Le Congrès des peuples autochtones a déposé une procédure de plainte au Comité des droits de l’Homme des Nations unies contre le gouvernement canadien dirigé par le Premier ministre Justin Trudeau.

Le recours légal formel déposé ce matin auprès du Bureau du Haut-Commissariat aux droits de l’homme à Genève décrit les discriminations subies par les autochtones hors-réserves inscrits et non-inscrits au statut d’Indien, Métis et Inuits basées sur leur indigénéité. La plainte fait la démonstration claire que les discriminations commises par le gouvernement canadien sont basées sur l’idée préconçue inexacte et stéréotypée que les autochtones canadiens hors-réserves sont moins autochtones que leurs consœurs et confrères habitant des réserves, et que les programmes et politiques du gouvernement fédéral manquent à leurs obligations de subvenir à leurs besoins.

Au cœur de cette procédure de plainte aux Nations unies se trouve l’assertion que le gouvernement Trudeau nie des droits au Congrès et à ses commettants, les autochtones canadiens hors-réserves. Cette négation de droits est commise en leur niant d’être suffisamment inclus ou en ne pas les incluant du tout dans des consultations ou négociations portant sur l’autodétermination, les revendications territoriales, la santé, l’éducation, les infrastructures ou les ressources naturelles.

« Le Canada, sous le gouvernement Trudeau, qualifie cette discrimination d’approche qui tient compte de la particularité des collectivités’ dans la manière qu’il développe des politiques publiques pour les autochtones depuis 2016. Dans le cadre de cette politique, le Canada a choisi de s’engager seulement dans des consultations et des négociations avec trois groupes soi-disant reconnus, aucun ne représentant les intérêts et les voix des peuples autochtones hors-réserves. Particulièrement, le Canada a manqué à son devoir de s’engager auprès de ou de subvenir aux besoins de ses autochtones qui habitent en milieu urbain, » de déclarer le chef national du Congrès des peuples autochtones Elmer St. Pierre.
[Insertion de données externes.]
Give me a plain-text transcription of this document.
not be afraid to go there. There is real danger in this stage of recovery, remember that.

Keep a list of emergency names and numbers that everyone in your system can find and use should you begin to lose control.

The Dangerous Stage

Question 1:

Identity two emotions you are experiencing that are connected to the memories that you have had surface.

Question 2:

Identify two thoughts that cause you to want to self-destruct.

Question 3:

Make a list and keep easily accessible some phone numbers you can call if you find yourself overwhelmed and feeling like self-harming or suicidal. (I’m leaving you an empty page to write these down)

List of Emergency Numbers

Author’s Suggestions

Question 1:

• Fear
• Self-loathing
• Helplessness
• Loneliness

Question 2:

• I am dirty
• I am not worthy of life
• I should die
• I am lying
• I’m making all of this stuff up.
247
« Les peuples autochtones du Canada continuent de faire face à de la discrimination généralisée et à du racisme face à la justice et dans les services de santé. Toutes ces atteintes à nos droits découlent d’un manque de reconnaissance de la décision CAP-Daniels de la Cour suprême. Le Premier ministre Trudeau permet qu’une approche discriminatoire à l’égard des peuples autochtones hors-réserves continue d’aller de l’avant, et cette approche est non seulement erronée mais elle blesse sérieusement les autochtones individuellement, » de renchérir le vice-chef national Kim Beaudin.

Une grande majorité des autochtones canadiens, incluant une majorité des autochtones inscrits au statut d’Indien, habitent hors-réserves. Les autochtones hors-réserves inscrits et non-inscrits au statut d’Indien, les Métis et les Inuits font face à un très long historique de préjudice et de négligence au Canada. Le leadership national du Congrès des peuples autochtones est uni dans sa décision de porter cette situation à l’attention du Comité des droits de l’Homme des Nations unies.